Table Dose of cells (× 10 ⁶ / kg body weight) HLA - type of donor cells Interval after previous administration, days The number of excellent antigens HLA-A, HLA-B, HLA-DR of the donor and recipient 7.5 A 3.11 V 14.44 DR 02.07 - 4 from 6 2,5 A 2.11 V 08.13 DR 02.15 10 4 from 6 5,6 A 2.3 V 39.44 DR 08.15 fourteen 4 from 6 5.2 A 1.2V 2.14 DR 07.15 fourteen 5 from 6 6.3 A 11.30 V 2.17 DR 02.07 twenty 5 from 6 10.0 A 1.3V 13.35 DR 01.07 32 5 from 6 10.0 A 1.2 V 13.14 DR 01.07 60 4 from 6 9.1 A 1.2 V 14.44 DR 01.15 fourteen 4 from 6 5.3 A 2.11 V 17.27 DR 08.15 fourteen 6 from 6 4.7 A 2.11 V 14.44 DR 02.07 27 5 from 6

A suspension of cord blood mononuclear cells was administered by intravenous infusion.

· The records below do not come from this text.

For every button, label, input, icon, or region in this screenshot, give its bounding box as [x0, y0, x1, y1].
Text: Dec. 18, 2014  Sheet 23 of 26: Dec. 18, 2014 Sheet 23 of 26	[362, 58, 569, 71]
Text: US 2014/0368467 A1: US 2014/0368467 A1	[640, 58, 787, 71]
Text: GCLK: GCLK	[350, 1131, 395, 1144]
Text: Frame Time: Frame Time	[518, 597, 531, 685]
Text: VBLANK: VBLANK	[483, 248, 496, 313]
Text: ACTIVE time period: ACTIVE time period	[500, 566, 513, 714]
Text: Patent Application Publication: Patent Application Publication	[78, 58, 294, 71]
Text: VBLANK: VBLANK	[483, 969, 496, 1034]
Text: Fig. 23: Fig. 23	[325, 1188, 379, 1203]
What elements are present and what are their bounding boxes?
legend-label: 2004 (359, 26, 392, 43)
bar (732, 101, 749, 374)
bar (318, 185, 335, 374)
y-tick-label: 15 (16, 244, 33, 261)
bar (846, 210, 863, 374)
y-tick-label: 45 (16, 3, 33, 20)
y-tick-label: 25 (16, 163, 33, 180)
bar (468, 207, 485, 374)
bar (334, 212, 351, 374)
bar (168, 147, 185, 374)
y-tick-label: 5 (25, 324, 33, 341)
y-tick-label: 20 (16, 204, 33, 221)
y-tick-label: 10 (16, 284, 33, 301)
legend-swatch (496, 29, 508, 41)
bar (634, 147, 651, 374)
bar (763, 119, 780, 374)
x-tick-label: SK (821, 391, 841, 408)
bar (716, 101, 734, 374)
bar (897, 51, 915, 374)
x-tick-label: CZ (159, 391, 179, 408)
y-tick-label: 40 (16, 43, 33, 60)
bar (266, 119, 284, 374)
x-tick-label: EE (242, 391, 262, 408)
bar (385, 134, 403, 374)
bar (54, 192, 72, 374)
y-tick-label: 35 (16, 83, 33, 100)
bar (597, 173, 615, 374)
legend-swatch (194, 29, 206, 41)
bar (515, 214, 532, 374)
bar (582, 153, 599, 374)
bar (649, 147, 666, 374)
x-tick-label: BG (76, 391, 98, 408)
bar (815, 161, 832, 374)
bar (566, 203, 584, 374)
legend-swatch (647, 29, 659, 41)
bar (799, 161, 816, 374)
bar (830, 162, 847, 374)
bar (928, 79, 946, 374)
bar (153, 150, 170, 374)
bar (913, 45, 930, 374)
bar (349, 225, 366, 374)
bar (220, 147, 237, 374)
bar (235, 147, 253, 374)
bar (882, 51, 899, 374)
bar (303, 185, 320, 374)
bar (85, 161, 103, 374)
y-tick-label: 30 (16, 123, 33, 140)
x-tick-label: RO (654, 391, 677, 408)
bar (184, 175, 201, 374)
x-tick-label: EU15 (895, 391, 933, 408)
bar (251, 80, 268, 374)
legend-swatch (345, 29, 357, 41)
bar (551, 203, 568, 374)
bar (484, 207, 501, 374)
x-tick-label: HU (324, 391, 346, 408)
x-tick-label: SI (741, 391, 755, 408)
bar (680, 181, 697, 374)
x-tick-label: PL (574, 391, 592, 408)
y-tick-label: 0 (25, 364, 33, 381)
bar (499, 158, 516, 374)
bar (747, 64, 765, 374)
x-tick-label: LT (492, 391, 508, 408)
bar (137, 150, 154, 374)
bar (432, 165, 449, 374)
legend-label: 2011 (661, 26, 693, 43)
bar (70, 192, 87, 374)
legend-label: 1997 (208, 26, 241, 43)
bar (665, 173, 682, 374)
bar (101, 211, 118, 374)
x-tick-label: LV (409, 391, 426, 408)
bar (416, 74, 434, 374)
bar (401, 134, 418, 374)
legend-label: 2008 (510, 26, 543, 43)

After 2 weeks from the start of therapy, the patient noted a decrease in the intensity of intermittent claudication. This was confirmed during the treadmill test and Doppler study. The distance of painless walking increased to 112 m. The speed of the main blood flow in the arteries of the feet and legs also increased: the average speed of blood flow from 0.77 cm / s (before treatment) to 1.11 cm / s, and the speed of linear blood flow from 5.43 cm / s to 5.96 cm / s. The level of systolic and diastolic blood pressure has not changed. At the 8th week of treatment, the foot ulcer almost completely epithelized. After 10 weeks of treatment, the positive dynamics in the clinical picture became even more pronounced: the distance of painless walking continued to increase, reaching 119 m, the average blood flow velocity and linear velocity of blood flow increased. The final assessment of the effectiveness of treatment of patients after 2 weeks at the end of the course. The average blood flow velocity increased to 1.59 cm / s, the linear blood flow velocity to 6.12 cm / s, which practically makes up the indicators characteristic of healthy individuals. The distance of painless walking reached 150 m. Biochemical and clinical laboratory parameters were within the age norm. Thus, the claimed method is highly effective in its version of the course treatment of ischemic disorders caused by atherosclerosis, in particular ischemic disorders in the lower extremities.

Claims (3)

1. A method of treating coronary heart disease, or myocardial infarction and its consequences, or cerebral ischemia caused by atherosclerosis or acute cerebrovascular accident, and its consequences, or lower limb ischemia caused by atherosclerosis, comprising introducing donor umbilical cord blood into the blood, characterized the fact that these donor cells have a set of antigens HLA-A, HLA-B, HLA-DR, different from a set of antigens HLA-A, HLA-B, HLA-DR of the recipient in at least four antigens. 2. The method according to claim 1, characterized in that the number of introduced cells is from 2.5 · 10 ⁶ to 10 · 10 ⁶ per kg of body weight per day. 3. The method according to claim 1, characterized in that the introduction of mononuclear cells of cord blood of a donor is repeated from 2 to 10 times with an interval of 10-60 days.